Bmol s’ouvre à nos usagers ! Aujourd’hui une contribution proposée par Rémi.
Petit voyage au cœur des exercices pour clavier de Jean-Sébatien Bach. Quelques idées pour approcher les claviers baroques : l’orgue et le clavecin.
Passionné de clavecin, autant par les instruments que par les musiques qui leur sont dédiées, je suis ce que l’on pourrait appeler un musicophage : dévoreur de musiques en tous genres. Le clavecin, l’orgue en étant le cœur sans cesse retrouvé.

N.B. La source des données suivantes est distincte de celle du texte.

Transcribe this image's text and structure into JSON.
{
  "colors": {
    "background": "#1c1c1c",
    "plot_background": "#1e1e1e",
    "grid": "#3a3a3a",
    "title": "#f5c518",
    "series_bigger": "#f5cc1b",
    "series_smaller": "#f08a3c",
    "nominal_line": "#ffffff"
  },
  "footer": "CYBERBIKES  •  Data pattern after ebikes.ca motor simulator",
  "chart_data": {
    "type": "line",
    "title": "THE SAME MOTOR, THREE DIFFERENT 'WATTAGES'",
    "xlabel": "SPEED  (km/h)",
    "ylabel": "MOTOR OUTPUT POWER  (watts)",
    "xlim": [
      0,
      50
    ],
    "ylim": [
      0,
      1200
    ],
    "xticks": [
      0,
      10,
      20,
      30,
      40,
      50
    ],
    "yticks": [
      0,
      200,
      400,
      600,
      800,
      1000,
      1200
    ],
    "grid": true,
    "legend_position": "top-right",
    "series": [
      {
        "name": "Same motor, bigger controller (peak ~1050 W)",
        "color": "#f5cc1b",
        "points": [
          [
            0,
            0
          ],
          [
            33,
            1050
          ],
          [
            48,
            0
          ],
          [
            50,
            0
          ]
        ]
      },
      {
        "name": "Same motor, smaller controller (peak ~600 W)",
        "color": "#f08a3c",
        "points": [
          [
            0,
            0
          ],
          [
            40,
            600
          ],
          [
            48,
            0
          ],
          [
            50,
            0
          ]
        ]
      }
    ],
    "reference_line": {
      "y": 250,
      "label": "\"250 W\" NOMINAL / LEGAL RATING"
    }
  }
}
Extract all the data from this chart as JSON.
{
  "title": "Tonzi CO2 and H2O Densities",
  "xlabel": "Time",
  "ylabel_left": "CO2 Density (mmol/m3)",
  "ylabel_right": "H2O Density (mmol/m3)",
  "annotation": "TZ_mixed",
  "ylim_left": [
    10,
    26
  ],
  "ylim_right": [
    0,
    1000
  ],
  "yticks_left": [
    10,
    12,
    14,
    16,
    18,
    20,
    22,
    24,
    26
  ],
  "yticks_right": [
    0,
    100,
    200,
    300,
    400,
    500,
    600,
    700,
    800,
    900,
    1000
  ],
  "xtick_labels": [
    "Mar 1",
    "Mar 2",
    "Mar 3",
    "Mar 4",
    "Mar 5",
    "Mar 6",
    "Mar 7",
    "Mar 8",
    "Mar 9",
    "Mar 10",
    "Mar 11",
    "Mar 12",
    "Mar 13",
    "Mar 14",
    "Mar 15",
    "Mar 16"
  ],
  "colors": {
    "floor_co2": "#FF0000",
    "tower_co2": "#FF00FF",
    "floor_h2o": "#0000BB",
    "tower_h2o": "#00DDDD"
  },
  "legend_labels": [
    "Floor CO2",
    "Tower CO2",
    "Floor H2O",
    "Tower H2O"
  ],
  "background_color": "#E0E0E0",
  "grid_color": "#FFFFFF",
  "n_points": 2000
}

J’avais commencé ainsi une précédente chronique pour ne pas parler de musique dite classique mais de tango. Aujourd’hui, ce sera donc clavecin ! Donc au menu du jour, ce sera clavecin et classique ! Encore que j’aurais pu poursuivre sur le ton du tango grâce à Oscar Milani et Mario Raskin qui ont publié deux disques de transcription de tangos de Piazzolla pour… deux clavecins.
Revenons au classique. Nous devrions dire non pas musique classique, mais musique savante. En effet la période dite classique viserait plutôt Haydn, Mozart et le pianoforte. Pour le clavecin, nous devrions dire musique baroque. Période qui se détermine avec une espèce de monument puisqu’il s’agit de Jean-Sébastien Bach.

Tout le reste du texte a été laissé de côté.